Cette scène de chaos rappelle des événements similaires survenus en février 2025, lorsque des étudiants de la même université avaient mené des actions de protestation de grande ampleur pour dénoncer la précarité des conditions de vie et d’études.
L’intervention des forces de l’ordre a rapidement aggravé la situation. En tentant de dégager la voie et de disperser les manifestants, les gendarmes se sont heurtés à une résistance déterminée. Des échanges tendus ont alors éclaté : des jets de pierres et autres projectiles ont été lancés par des étudiants, tandis que les forces de sécurité ont riposté à coups de gaz lacrymogène. L’atmosphère est devenue irrespirable et plusieurs étudiants ont été blessés, soit par inhalation de gaz, soit lors des bousculades provoquées par la panique.
Selon des témoins sur place, plusieurs interpellations ont également eu lieu au plus fort des affrontements. Les blessés auraient été pris en charge sur le campus ou évacués vers des structures sanitaires de la ville.

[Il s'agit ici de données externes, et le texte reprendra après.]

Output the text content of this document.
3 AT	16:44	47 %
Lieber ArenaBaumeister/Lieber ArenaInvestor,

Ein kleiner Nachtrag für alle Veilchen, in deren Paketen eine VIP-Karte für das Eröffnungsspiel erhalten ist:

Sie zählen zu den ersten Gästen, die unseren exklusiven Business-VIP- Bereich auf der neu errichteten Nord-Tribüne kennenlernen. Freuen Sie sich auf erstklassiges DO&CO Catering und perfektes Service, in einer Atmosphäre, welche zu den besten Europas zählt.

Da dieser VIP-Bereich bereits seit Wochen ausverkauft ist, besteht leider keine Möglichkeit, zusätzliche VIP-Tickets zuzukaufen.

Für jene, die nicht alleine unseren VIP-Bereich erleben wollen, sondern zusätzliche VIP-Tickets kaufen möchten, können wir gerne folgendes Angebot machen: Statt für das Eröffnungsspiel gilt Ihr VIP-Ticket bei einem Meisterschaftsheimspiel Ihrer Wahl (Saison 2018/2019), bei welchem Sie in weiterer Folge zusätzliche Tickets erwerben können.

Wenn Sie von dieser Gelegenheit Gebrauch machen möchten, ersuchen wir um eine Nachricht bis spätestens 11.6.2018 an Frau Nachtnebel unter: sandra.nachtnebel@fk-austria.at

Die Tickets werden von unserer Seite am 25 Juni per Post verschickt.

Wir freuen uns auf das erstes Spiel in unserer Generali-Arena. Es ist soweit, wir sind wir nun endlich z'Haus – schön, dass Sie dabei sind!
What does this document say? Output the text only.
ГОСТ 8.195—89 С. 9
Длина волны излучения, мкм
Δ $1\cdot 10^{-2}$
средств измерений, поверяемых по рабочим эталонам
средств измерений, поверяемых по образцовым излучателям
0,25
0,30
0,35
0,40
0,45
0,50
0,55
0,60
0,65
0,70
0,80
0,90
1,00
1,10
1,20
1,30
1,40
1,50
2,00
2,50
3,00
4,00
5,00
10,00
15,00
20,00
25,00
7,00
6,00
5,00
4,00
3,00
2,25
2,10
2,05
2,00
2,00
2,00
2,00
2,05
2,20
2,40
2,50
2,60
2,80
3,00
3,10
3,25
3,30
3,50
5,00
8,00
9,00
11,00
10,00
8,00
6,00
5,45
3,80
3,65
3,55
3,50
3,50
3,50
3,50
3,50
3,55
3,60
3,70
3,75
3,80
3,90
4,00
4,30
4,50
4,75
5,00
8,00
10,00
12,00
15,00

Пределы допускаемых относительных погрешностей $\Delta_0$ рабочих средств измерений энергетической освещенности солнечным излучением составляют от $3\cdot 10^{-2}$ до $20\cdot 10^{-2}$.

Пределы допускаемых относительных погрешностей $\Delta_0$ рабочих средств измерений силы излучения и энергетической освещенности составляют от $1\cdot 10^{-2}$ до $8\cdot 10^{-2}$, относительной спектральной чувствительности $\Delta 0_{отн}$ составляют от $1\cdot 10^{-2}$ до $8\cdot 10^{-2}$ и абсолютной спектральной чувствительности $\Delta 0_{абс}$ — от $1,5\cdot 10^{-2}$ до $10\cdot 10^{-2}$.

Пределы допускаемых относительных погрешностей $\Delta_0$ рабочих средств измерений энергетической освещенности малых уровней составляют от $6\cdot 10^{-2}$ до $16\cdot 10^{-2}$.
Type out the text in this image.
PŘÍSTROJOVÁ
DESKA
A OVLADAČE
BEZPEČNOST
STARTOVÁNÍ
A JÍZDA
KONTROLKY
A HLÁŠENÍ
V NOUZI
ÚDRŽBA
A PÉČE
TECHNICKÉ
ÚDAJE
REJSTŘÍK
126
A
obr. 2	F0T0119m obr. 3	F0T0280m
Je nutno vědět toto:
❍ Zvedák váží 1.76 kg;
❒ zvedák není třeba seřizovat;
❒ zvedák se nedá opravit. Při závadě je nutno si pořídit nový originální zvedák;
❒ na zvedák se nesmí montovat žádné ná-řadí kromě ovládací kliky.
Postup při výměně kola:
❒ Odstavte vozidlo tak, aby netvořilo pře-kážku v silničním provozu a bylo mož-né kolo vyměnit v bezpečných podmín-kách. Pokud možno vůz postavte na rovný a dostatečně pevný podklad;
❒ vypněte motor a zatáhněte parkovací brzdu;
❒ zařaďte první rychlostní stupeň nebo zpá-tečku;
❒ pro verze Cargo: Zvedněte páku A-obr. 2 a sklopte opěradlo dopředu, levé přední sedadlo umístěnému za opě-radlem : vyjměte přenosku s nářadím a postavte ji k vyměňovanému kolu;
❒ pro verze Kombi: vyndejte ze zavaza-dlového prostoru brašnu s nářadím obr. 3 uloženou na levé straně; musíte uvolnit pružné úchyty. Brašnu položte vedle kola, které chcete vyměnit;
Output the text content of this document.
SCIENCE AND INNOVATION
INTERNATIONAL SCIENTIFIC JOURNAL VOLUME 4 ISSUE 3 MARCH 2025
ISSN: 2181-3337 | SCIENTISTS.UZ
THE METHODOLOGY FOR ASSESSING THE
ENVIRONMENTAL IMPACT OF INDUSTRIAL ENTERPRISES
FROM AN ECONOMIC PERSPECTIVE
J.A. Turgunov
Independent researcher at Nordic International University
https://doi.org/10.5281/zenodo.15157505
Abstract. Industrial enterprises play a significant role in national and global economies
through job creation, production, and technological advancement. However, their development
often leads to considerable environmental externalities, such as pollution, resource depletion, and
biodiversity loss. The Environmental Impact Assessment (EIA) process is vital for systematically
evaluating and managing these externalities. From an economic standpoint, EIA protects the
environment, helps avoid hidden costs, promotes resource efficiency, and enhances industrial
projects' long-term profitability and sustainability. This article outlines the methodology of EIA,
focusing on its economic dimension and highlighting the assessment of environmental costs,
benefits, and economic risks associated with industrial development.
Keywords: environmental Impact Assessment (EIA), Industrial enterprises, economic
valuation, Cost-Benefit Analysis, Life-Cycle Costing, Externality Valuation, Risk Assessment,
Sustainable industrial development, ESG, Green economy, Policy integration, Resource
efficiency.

Les causes précises de cette nouvelle flambée de violence n’ont pas encore été officiellement clarifiées, mais plusieurs sources évoquent un climat d’exaspération généralisé au sein du campus. Les étudiants dénoncent régulièrement le manque d’infrastructures adéquates, les retards dans le paiement des bourses et la dégradation des conditions de vie dans les résidences universitaires.
À l’heure actuelle, la zone reste sous haute surveillance sécuritaire. Les autorités administratives et académiques n’ont pas encore publié de communiqué officiel pour faire le point sur le nombre exact de blessés et de personnes arrêtées. La tension demeure palpable à l’Université du Sine Saloum, où la colère estudiantine semble loin de s’apaiser.